2002 Upper Deck Ovation baseball cards featured one heck of an excellent design. The embossed team logo in the background coupled with the gradient left side color bar along with the negative space on the right side of the card really make these cards come to life. I really like the concept used here. It's modern. It's classic.
I was somewhat late to the game on these as I completed this 3-card run between 2012 and 2013. At the time, I was aggressively accumulating examples from the 2000s block and this was just one of thousands of cards I was after. Not to assume the Silver version is the rarest but it was the last one I acquired to finish this 3-card run. The level of rarity of the Silver version appears to be different for each player in the set. Additionally, the print run on the Gold version differs from player to player.
If you're in the market to pull this 3-card run together, expect to be searching for a while.

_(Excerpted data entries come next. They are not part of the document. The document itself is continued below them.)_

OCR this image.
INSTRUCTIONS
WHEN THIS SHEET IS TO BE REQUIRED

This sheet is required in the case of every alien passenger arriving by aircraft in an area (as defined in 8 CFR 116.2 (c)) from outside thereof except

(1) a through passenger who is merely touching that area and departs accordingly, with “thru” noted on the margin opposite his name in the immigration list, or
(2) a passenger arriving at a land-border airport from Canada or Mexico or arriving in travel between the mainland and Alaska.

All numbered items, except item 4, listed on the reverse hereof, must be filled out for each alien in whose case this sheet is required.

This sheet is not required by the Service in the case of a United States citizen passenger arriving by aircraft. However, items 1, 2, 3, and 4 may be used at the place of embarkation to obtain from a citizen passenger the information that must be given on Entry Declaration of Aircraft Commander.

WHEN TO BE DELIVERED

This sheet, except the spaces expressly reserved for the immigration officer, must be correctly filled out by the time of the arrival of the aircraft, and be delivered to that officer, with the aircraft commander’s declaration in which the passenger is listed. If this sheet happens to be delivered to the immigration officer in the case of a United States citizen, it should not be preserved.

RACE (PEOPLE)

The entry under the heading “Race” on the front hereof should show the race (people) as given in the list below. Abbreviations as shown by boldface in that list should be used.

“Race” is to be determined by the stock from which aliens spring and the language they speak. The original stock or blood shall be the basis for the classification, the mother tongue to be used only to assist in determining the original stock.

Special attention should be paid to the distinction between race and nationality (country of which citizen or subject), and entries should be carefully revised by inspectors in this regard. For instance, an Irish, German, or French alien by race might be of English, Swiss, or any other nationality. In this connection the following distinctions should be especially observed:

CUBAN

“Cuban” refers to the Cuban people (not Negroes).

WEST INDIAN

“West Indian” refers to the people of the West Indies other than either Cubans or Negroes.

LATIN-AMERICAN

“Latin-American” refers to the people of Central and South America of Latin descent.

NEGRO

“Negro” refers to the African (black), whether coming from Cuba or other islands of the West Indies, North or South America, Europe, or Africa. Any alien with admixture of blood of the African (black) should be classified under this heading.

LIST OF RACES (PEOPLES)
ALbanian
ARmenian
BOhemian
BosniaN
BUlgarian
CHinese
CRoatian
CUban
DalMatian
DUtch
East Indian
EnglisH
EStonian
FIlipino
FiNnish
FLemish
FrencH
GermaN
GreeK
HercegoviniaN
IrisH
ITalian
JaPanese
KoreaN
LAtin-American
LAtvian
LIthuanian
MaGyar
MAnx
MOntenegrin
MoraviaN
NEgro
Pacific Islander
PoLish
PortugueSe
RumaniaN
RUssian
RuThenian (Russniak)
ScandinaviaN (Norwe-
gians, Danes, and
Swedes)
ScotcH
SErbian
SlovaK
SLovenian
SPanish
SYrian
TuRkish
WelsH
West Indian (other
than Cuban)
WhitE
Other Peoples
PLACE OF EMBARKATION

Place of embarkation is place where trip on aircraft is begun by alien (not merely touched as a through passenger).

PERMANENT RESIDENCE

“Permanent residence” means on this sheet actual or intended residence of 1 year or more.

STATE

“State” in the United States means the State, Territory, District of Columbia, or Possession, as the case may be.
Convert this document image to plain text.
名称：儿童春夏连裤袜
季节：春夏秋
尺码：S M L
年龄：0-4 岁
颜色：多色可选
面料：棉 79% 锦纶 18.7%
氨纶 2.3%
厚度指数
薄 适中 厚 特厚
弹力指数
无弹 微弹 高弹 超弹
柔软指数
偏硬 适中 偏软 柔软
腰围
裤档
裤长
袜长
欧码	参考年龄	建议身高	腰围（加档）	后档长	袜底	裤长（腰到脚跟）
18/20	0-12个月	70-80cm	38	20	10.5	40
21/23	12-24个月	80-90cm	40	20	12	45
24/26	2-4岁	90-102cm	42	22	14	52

The market hasn't really caught onto these in any significant way yet but I'd imagine that with time, interest will continue to increase. This is especially the case as more of the Gold parallels make their way into permanent collections. Since I acquired my Gold example, I haven't seen another one. With just 43 examples (print run for Thomas), these Gold parallels aren't expected to surface very frequently. I will say this, however, if another one surfaces, there's a good chance it will be priced accordingly and it may not be a bargain. That's not a bad thing; it's just a thing. Sometimes, for as rare as some cards are, you have to prepare for the unknown with regard to cards on your Most Wanted checklist. The Gold parallels are in a place right now to be considered probable candidates to be found on such checklists.
There you have it, a little bit of dialogue on a set that still appears to be a sleeper but certainly one that deserves attention. I love Upper Deck products and think the designers did a fine job with 2002 Upper Deck Ovation.